When a prescription drug is dispensed, its container must have a label containing specific information. The information includes the name and address of the dispensing pharmacy, the prescription number, the name of the prescribing health care provider, the prescriber's directions for use, the name and strength of the medication, the name of the patient, the date, and the expiration date. A prescribing health care provider may request that the name and strength of the medication not be shown.
A prescriber may request that the label for a prescription for abortion medication include the prescribing and dispensing health care facility name, instead of the practitioner's name. The term "abortion medications" is defined as substances used in the course of medical treatment intended to induce the termination of a pregnancy.
(In support) The right to safe, legal abortion is quickly diminishing and the state must do everything it can to assure safe, comprehensive reproductive health care, including protecting those who are providing the abortion care. Harassment and violence against abortion providers have surged in recent years. In addition to the harassment that abortion providers face from antiabortion individuals and groups, providers also fear being targeted by abusive partners or family members of their patients. This bill is intended to ensure that providers are not being intimidated or harassed by replacing their names with their provider identification numbers. While the National Provider Identifier is searchable to the public, this will provide a layer of anonymity to prescribers as patients bring prescriptions back to other states. This is a small, but critical step to protect providers and ensure that abortion care remains safe and accessible in Washington and that providers remain safe.
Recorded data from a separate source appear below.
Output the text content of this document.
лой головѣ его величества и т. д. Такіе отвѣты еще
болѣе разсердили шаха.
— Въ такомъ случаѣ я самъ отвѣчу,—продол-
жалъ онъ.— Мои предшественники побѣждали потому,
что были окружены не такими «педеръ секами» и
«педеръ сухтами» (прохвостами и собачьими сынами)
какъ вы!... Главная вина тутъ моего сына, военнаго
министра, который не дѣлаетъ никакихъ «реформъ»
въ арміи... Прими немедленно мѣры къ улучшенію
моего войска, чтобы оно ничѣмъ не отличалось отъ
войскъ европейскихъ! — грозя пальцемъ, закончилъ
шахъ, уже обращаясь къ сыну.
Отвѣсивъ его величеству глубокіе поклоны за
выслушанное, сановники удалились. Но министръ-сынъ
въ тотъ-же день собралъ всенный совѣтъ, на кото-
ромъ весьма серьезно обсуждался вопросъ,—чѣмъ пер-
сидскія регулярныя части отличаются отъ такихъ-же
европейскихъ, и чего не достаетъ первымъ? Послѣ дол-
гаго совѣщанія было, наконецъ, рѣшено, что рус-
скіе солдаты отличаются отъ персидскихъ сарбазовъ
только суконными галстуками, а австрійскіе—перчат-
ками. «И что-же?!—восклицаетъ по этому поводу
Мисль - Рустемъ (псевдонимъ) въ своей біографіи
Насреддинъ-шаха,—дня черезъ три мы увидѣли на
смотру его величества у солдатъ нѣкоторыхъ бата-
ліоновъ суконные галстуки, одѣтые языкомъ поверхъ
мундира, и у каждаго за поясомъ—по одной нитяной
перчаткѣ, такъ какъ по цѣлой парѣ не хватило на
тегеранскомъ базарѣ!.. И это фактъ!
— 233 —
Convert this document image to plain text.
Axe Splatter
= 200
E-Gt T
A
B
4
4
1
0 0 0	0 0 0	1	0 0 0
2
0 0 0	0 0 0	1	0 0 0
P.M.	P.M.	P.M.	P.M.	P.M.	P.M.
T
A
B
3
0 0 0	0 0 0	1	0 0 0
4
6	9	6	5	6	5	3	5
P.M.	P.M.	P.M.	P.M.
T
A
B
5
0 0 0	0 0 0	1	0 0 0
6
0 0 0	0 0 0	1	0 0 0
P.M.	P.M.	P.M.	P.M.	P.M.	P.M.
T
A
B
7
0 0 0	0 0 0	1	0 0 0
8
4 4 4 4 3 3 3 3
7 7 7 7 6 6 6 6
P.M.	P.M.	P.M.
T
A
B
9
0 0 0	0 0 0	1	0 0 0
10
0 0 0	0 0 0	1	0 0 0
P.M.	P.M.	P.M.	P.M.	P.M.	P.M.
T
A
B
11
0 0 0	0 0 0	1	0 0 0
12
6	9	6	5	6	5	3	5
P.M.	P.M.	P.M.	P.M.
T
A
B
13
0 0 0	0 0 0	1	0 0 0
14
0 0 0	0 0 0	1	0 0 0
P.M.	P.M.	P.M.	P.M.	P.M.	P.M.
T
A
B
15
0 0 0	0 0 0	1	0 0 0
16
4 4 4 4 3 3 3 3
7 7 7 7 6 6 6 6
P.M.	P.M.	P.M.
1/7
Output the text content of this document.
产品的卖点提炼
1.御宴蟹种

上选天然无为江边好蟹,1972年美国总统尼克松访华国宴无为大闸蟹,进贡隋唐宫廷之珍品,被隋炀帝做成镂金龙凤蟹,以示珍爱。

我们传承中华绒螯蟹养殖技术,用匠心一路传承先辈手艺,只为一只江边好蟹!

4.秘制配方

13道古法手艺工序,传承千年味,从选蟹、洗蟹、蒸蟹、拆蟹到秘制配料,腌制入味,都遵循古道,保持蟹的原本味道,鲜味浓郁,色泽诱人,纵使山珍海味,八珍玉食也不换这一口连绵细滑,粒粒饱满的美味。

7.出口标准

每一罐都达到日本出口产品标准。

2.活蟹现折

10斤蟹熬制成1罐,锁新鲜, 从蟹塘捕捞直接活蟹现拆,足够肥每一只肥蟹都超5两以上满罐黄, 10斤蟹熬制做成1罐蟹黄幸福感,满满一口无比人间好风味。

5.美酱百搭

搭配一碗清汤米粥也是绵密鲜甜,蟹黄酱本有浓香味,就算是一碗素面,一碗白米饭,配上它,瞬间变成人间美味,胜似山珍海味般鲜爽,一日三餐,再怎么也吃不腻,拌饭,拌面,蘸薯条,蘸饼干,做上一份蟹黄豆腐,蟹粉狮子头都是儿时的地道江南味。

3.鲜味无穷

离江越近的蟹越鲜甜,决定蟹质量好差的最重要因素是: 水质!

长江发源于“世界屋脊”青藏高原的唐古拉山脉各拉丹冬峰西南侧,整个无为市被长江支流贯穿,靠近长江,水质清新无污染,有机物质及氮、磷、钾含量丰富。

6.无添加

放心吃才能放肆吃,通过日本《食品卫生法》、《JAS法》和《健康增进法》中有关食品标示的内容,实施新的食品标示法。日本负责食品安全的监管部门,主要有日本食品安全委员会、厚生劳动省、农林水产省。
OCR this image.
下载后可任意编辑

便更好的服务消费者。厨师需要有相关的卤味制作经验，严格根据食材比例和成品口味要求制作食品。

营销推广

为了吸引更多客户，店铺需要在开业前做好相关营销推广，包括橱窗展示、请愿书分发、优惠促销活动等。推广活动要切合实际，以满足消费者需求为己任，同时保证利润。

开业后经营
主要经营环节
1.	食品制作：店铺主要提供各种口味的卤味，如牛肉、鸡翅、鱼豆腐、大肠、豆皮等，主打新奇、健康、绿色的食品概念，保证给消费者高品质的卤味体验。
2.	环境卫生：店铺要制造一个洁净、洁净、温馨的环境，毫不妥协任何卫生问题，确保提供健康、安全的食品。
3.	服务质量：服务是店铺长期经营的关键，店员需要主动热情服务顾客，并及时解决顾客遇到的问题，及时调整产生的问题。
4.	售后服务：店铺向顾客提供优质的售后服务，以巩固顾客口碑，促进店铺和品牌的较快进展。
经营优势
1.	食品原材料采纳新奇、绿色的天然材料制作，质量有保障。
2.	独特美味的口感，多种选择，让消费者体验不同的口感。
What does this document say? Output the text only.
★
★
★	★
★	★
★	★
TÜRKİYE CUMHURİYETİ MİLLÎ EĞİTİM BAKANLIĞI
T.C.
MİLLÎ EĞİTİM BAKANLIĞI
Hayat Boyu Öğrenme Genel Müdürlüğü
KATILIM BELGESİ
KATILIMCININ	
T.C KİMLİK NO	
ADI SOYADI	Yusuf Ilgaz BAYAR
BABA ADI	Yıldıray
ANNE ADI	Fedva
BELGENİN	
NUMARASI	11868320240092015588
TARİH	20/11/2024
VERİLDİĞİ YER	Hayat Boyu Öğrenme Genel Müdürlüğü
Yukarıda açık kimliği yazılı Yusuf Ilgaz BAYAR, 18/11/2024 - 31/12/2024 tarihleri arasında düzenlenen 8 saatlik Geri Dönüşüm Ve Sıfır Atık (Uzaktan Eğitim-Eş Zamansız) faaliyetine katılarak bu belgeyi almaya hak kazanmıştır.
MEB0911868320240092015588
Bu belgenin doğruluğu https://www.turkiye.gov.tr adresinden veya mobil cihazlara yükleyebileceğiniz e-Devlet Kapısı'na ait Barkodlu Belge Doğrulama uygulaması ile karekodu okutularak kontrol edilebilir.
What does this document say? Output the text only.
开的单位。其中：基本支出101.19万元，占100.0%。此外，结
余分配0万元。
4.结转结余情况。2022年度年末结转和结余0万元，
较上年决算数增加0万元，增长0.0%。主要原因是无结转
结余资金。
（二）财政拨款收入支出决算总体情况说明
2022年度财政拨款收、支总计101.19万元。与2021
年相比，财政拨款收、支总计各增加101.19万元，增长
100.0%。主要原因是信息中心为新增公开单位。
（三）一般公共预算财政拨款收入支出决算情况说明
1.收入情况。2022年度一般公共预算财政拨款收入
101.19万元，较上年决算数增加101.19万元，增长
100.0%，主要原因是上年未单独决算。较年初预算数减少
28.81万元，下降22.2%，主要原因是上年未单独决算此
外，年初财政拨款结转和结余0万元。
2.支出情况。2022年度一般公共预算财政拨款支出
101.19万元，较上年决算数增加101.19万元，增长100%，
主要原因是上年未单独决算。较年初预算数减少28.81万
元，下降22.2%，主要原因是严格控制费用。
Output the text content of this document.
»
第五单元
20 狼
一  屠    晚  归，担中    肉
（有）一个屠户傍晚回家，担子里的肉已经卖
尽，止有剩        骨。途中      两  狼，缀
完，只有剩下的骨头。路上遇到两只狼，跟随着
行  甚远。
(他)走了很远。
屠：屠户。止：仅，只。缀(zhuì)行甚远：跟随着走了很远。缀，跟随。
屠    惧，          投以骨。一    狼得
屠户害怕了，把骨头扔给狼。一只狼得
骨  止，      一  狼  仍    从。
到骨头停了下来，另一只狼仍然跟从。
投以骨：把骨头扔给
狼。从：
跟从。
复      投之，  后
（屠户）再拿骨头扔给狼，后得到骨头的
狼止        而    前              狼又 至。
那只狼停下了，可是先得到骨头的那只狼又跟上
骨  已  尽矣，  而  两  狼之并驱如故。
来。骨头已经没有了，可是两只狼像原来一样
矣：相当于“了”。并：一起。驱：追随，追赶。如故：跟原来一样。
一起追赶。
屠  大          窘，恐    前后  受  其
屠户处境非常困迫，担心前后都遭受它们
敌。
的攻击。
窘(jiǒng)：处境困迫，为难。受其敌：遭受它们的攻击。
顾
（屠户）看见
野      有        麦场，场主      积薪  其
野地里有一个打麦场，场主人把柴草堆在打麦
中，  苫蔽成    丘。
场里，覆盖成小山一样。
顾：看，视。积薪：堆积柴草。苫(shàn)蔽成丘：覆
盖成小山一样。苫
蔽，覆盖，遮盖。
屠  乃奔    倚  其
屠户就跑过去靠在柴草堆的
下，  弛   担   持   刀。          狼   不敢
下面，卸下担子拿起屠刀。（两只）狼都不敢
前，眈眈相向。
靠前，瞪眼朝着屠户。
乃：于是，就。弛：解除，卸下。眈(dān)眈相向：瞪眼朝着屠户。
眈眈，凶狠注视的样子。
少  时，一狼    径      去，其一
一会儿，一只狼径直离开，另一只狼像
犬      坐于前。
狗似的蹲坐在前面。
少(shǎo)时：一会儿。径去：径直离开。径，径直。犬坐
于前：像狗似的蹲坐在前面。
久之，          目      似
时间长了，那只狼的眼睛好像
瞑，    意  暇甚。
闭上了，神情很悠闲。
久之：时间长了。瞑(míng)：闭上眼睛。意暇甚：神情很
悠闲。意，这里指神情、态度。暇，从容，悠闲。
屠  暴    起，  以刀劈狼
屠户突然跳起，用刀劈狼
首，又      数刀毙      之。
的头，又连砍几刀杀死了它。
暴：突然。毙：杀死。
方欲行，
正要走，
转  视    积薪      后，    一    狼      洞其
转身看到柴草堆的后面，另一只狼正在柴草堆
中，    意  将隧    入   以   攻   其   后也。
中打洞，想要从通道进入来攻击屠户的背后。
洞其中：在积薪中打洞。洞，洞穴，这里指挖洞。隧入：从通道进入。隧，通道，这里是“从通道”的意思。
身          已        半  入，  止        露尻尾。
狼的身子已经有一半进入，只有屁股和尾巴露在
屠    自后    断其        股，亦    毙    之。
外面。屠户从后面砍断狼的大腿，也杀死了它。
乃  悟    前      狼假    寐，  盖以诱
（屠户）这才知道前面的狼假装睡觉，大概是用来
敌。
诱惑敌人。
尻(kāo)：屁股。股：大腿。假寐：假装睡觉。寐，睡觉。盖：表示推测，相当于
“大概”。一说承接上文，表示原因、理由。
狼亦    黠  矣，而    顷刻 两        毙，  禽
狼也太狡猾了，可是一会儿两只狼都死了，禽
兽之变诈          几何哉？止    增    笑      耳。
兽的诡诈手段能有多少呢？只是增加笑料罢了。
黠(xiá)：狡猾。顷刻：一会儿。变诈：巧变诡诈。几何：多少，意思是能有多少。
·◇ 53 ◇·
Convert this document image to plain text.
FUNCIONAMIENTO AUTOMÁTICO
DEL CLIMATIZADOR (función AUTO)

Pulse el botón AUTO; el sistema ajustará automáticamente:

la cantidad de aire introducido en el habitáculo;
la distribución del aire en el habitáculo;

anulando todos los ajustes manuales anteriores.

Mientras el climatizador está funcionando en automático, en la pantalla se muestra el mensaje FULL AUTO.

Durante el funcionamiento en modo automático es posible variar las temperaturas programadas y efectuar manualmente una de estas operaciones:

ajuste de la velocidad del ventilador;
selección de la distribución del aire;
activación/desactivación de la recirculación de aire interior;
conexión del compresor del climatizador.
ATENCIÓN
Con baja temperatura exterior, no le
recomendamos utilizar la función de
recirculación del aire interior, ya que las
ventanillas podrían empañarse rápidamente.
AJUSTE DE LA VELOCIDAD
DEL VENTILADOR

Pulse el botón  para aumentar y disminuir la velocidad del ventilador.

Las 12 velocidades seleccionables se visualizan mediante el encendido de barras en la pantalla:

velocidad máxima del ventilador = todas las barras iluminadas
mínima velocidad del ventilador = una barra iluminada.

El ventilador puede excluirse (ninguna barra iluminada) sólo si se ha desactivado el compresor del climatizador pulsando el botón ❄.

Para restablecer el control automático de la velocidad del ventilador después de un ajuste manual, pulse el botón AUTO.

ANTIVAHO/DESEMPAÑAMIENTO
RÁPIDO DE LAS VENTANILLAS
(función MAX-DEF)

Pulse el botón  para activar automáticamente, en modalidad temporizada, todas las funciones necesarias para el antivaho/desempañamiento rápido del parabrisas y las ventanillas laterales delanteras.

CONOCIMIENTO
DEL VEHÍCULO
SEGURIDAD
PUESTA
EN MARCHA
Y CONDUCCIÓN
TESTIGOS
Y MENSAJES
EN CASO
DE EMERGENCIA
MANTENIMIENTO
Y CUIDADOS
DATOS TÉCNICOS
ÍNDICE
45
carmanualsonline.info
There is work to be done to ensure appropriate reproductive health care is available and this cannot be done if the state is losing providers' care because they are threatened with legal action. This bill will help providers in Washington know that they are supported in their work and will allow them to focus on providing care.
This bill does not change recordkeeping, transparency, or conversations around who is responsible for prescribing medication. It is good that this bill is voluntary for pharmacies since not all pharmacy billing systems permit the transmission of prescription claims without the prescriber's name.
(Opposed) None.
Representative My-Linh Thai, prime sponsor; Jenny Arnold, Washington State Pharmacy Association; Erin Berry, Planned Parenthood Greater Northwest; Kate McLean, American College of Obstetricians and Gynecologists; and Vicki Lowe, American Indian Health Commission and Washington State Women's Commission.